Nací y me crie en Wilde, cuando todavía en el silencio de las siestas se oía a lo lejos el silbato de una alguna fábrica que llamaba al cambio de turno, cuando los carnavales se festejaban en los clubes de barrio a los que las familias asistían “empilchadas” para la ocasión, cuando cada tanto se promocionaba un loteo cercano, cuando las bicicletas se dejaban sin candado.
Ese conurbano murió, por múltiples motivos; porque la industrialización sustitutiva no aguanto los shocks que nuestra turbulenta macroeconomía le impuso, porque los gobiernos locales ni en las buenas ni en las malas invirtieron lo suficiente en infraestructura urbana, porque los servicios públicos se degradaron en calidad, porque los pequeños ciclos de aumento consumo fueron un placebo que nos impidió ver claramente el deterioro, y cientos de causas más.
Lo que es innegable, más allá de los adjetivos, es que la estadística no muestra, sino que oculta con un número el inmenso e indescriptible dolor que se siente, cuando se mira a los ojos las historias truncadas, el desasosiego de quienes se sienten en un mar de conflictos sin visión y sin rumbo.
Los más pobres saben que dependen de un estado exhausto, no necesitan ser economistas, lo sienten, se dan cuenta; y nuestra burguesía barrial (como la he bautizado) esta quebrada económica y anímicamente, asfixiada fiscalmente debe mantener parte de su giro en la clandestinidad económica, temerosa frente al delito, angustiada frente al futuro.
Esta agenda no es coyuntural, y ninguna fuerza política es 100 % ajena a este drama, que en los últimos 30 años ha añadido el capitulo drogas a todos los problemas pre-existentes.
No vale mirar para otro lado, no vale enojarse con el idioma, ni vale decir que uno se siente orgulloso de una realidad tan lacerante. Lo único que vale es hacerse cargo.
El conurbano no esta condenado a ser un espacio socialmente quebrado y económicamente inviable; pero para cambiar hay que romper con las visiones condescendientes o simplificadoras.
Lamentablemente, el Gobernador Kiciloff no tiene ni idea por donde empezar con el conurbano, no lo conoce, no lo siente, no lo ha estudiado y se cree su propia cantinela de la “matriz diversificada”.

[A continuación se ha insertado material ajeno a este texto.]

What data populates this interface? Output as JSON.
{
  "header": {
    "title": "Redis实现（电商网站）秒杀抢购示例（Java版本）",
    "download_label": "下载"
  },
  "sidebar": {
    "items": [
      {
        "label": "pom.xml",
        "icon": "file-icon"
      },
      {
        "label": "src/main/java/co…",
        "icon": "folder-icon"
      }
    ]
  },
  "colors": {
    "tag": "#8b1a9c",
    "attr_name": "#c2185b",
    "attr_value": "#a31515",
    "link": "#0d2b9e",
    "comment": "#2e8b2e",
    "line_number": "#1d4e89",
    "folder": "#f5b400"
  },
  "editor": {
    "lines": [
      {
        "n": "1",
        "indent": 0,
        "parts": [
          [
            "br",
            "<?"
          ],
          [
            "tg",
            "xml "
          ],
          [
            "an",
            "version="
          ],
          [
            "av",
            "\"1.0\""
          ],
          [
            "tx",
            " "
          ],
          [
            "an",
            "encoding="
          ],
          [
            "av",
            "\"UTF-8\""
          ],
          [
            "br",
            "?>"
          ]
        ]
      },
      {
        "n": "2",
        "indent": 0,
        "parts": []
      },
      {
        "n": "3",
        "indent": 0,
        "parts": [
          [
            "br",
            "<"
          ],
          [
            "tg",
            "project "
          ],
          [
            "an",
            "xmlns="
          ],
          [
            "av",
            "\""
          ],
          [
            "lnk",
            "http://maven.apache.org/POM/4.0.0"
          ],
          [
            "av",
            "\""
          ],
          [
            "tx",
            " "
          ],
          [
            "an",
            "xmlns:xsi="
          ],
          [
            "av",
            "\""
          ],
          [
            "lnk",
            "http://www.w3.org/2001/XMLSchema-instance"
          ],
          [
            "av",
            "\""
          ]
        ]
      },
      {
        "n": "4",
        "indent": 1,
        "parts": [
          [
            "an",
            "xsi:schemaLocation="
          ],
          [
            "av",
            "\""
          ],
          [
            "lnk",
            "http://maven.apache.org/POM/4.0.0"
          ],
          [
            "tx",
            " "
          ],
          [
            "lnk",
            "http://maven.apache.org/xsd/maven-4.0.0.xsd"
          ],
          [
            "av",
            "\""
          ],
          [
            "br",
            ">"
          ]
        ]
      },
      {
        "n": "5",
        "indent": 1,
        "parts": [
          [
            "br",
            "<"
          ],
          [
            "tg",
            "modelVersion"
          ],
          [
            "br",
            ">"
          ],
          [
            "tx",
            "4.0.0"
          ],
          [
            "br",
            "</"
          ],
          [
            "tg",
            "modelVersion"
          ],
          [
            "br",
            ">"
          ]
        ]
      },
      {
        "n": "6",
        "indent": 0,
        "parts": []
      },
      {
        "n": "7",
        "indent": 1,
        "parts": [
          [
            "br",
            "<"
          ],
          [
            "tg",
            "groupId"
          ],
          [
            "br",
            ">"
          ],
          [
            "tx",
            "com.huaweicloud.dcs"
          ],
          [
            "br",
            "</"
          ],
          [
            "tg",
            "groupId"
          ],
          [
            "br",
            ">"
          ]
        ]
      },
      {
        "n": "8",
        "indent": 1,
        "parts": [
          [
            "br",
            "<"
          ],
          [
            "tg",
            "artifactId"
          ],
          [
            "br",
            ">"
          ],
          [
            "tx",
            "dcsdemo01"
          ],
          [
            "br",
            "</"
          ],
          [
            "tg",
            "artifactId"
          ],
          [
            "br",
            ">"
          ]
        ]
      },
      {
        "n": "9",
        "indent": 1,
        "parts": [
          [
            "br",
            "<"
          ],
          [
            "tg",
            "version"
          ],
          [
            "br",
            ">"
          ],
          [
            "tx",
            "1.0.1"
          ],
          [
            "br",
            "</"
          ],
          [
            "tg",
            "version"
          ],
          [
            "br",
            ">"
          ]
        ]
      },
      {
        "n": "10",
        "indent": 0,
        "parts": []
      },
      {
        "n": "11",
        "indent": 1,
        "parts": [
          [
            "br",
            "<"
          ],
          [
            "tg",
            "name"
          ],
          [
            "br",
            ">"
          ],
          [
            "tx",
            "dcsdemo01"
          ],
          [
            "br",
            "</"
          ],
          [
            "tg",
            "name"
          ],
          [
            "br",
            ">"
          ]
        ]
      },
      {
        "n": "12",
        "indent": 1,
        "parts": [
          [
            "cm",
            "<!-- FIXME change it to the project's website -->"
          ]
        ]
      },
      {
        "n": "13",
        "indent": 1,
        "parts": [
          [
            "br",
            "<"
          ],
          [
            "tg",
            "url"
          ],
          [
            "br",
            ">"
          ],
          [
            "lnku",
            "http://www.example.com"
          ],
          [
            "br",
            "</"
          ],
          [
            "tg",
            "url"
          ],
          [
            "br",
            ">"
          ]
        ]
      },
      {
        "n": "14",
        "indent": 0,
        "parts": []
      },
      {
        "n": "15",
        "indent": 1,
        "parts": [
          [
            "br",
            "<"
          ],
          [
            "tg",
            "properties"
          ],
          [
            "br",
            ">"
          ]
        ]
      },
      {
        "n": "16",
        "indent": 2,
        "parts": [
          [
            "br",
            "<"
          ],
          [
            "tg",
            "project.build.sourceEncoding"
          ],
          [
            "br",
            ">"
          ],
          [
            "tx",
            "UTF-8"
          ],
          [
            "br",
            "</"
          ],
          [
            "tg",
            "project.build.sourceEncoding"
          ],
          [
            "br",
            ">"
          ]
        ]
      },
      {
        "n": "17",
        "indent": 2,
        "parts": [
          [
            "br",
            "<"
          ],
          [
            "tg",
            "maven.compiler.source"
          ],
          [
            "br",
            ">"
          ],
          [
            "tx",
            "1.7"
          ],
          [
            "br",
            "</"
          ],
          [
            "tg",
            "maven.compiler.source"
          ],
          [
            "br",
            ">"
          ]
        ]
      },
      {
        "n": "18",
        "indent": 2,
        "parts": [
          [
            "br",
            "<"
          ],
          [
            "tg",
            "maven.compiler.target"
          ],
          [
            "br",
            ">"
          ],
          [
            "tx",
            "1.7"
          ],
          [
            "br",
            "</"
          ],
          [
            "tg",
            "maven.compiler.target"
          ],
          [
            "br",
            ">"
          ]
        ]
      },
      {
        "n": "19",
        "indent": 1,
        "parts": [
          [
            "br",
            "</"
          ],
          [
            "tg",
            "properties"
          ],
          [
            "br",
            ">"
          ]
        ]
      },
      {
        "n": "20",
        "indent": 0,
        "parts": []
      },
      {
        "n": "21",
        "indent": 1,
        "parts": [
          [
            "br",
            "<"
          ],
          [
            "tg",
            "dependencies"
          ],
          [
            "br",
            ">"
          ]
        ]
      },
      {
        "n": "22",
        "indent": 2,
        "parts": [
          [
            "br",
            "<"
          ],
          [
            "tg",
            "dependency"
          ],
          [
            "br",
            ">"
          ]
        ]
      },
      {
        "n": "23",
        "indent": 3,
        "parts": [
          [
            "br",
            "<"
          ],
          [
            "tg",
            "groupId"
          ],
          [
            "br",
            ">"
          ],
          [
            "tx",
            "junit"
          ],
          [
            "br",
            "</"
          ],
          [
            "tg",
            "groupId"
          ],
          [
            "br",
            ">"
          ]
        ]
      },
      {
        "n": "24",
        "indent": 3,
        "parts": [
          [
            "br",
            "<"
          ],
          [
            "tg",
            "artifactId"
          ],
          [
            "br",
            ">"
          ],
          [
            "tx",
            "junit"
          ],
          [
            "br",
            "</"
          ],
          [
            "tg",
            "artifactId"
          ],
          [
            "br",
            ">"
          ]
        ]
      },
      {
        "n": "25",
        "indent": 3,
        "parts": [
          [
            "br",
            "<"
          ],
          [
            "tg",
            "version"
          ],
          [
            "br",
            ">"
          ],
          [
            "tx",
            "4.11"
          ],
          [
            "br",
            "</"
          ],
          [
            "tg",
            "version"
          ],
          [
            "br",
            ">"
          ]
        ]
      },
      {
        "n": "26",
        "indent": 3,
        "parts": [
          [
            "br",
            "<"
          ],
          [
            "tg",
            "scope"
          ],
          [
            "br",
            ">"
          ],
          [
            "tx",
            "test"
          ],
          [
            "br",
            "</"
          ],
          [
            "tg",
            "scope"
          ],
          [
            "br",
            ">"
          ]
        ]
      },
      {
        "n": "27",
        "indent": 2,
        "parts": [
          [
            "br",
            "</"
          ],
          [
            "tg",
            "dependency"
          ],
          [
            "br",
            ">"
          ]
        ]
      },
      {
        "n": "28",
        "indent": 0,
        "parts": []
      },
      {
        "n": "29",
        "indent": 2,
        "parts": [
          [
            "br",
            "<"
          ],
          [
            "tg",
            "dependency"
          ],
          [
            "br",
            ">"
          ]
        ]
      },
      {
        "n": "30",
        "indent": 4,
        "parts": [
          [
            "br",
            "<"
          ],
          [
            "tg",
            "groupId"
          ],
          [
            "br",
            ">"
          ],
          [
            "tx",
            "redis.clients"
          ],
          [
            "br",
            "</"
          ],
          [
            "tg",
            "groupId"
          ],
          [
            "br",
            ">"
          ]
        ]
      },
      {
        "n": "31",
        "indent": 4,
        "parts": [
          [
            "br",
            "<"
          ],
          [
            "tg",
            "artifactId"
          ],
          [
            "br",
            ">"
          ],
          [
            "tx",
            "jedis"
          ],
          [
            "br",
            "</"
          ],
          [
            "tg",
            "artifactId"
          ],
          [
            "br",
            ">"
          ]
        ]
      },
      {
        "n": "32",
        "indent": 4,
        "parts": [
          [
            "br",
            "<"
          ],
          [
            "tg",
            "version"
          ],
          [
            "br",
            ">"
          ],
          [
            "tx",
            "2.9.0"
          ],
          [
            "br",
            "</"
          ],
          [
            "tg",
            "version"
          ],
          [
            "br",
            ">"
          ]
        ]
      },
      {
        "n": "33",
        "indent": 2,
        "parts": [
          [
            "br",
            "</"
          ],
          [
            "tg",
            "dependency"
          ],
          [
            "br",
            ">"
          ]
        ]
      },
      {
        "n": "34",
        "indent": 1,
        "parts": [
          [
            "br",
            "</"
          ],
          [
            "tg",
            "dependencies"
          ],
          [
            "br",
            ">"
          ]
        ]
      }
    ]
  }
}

Un alto porcentaje de la actividad económica del conurbano es de baja productividad, y allí radica el nudo gordiano: una aglomeración densa y amplia basada en actividades de baja productividad es una bomba de tiempo y una fábrica de indigentes.
Encontrar un camino de salida virtuosa de la baja productividad requiere justamente todo lo contrario de lo que propone el kirchnerismo: se necesitan acuerdos, privilegiar la inversión sobre el consumo, focalizar la acción pública, generar incentivos y bienes públicos, sobre todo educación, que posibiliten la emergencia de nuevas cadenas de valor compatibles con la vida urbana (las economías del conocimiento son esenciales, pero no las únicas); y sobre todo cambiar el modelo de integración social transformando las redes asistenciales en mecanismos de acceso facilitado al mercado de trabajo formal.
Por supuesto, hay que aliviar de impuestos a nuestra burguesía barrial y generar un marco laboral que haga posible que ellos empleen.
Hemos diezmado a nuestra clase media del Gran Buenos Aires en nombre de la justicia social; algunas veces y en nombre de la modernidad y el mercado otras veces. Lo hicimos impiadosamente. No nos dimos cuenta que sin ese tejido, nadie sostendría a los pobres. Así le abrimos la puerta la indigencia.
No es posible recuperar el conurbano de mi infancia. No podemos volver a la industrialización sustitutiva, pero lo que si podemos hacer es comprometernos a abandonar la manipulación política y proponerle a la sociedad un camino de salida.
No es verdad que el conurbano profundo este entregado a la nada, más bien esta esperando un mensaje que le devuelva la esperanza y un motivo por el que luchar.
Publicado en Clarín el 19 de enero de 2021.